Quattordici anni. Ecco quanto sono durati i maltrattamenti che una figlia ha subito dalla madre, condannata a Torino a due anni di reclusione, confermati in appello. Umiliazioni che sono iniziate quando la vittima, oggi 24enne, era una bambina.
Per lei c'erano punizioni che ricordavano la pedagogia nera del XVIII secolo e che la giovane donna ha raccontato con sofferenza in aula. Come quando prendeva un brutto voto a scuola ed era costretta a stare in ginocchio sui gusci di noci. "All'epoca frequentavo le elementari - ha ricordato - dovevo sempre prendere il massimo dei voti, altrimenti venivo punita. Rimanevo nell'ingresso di casa, in ginocchio su un giornale cosparso di riso o gusci di noci. Mi lasciava lì fino a quando non ce la facevo più. I segni rimanevano per giorni, ma io non li mostravo a nessuno, avevo paura che mamma passasse dei guai". E proprio quella paura ha impedito alla giovane di denunciare la madre, una donna di origini romene che oggi ha 43 anni. "Non voglio che vada in galera, ma solo che mi lasci vivere tranquilla", ripeteva.
Fino al 20 gennaio 2021, quando, all'età di 20 anni, viene sbattuta fuori di casa, non prima di essere costretta a firmare un foglio nel quale si impegnava a non chiedere soldi per il mantenimento e a non diffamarla con amici e parenti.
"Con me hai chiuso - le dice la mamma - Hai un minuto esatto per fare una telefonata e chiedere a qualcuno di aiutarti". L'aiuto arriva da una sua ex insegnante, che per un periodo l'ha ospitata e che soprattutto la convince, quella stessa sera, a rivolgersi alle forze dell'ordine e raccontare tutto. Delle umiliazioni, delle botte e degli insulti. "Mamma mi ripeteva che avrebbe fatto meglio ad abortire.

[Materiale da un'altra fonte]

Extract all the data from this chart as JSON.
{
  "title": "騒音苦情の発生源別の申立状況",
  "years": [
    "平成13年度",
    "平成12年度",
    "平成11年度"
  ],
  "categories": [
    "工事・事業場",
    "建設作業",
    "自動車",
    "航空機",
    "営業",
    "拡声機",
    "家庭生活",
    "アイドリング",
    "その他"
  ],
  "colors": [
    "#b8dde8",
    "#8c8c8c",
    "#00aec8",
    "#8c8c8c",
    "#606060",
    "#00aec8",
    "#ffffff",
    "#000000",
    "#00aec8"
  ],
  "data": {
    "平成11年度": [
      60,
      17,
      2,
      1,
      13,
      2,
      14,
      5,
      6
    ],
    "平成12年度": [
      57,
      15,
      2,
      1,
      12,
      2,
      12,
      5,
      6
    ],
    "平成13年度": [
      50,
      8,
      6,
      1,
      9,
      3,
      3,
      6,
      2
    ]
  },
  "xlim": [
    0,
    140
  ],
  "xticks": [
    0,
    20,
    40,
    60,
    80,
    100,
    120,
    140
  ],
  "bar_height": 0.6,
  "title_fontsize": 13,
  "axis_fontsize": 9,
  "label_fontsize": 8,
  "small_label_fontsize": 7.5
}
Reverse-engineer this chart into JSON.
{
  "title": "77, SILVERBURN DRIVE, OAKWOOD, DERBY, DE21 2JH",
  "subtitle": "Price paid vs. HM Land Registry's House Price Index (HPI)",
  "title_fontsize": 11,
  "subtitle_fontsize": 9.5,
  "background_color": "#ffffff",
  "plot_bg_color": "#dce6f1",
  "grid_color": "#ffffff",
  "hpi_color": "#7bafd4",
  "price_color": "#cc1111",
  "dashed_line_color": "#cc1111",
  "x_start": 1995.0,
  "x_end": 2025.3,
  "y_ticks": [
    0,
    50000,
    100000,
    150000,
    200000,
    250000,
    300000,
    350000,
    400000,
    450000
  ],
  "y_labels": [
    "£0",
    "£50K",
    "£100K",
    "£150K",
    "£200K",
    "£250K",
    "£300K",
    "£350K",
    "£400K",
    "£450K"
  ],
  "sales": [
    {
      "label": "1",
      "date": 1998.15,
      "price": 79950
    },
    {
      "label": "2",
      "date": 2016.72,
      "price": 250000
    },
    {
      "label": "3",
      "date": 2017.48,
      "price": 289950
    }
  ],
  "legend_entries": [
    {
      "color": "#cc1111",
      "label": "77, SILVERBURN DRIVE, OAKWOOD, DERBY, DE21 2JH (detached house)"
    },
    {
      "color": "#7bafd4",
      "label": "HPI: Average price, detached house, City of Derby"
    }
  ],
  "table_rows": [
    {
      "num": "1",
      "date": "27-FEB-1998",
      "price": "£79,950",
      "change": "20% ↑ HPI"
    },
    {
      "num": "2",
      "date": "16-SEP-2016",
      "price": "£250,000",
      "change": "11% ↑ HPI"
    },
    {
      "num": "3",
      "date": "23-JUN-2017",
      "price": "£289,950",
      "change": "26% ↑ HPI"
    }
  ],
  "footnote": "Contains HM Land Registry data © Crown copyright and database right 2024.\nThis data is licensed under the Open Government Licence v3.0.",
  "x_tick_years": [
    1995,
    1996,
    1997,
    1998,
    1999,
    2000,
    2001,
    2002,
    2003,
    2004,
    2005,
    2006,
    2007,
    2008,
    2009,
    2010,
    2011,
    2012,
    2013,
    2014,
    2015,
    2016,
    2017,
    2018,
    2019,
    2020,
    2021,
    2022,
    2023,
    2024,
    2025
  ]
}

Diceva che non mi poteva più picchiare perché i segni si sarebbero visti. Allora mi ripeteva che non valevo niente, che ero una schifezza di figlia e che avrebbe fatto meglio a non mettermi al mondo. Per me era tutto normale", ha continuato la ragazza, assistita dall'avvocata Caterina Biafora.
"Solo crescendo e confrontandomi con i miei compagni mi sono resa conto che i metodi utilizzati da mia mamma erano del tutto errati". Negli atti dell'inchiesta si leggono anche dei divieti di uscire con le amiche o di ospitarle a casa e dei controlli ossessivi. "Ha voluto la password del tablet per leggere il mio diario segreto", dice agli inquirenti. Dopo aver letto, la donna prese la testa di sua figlia e gliela sbatté sullo schermo, spaccando il vetro.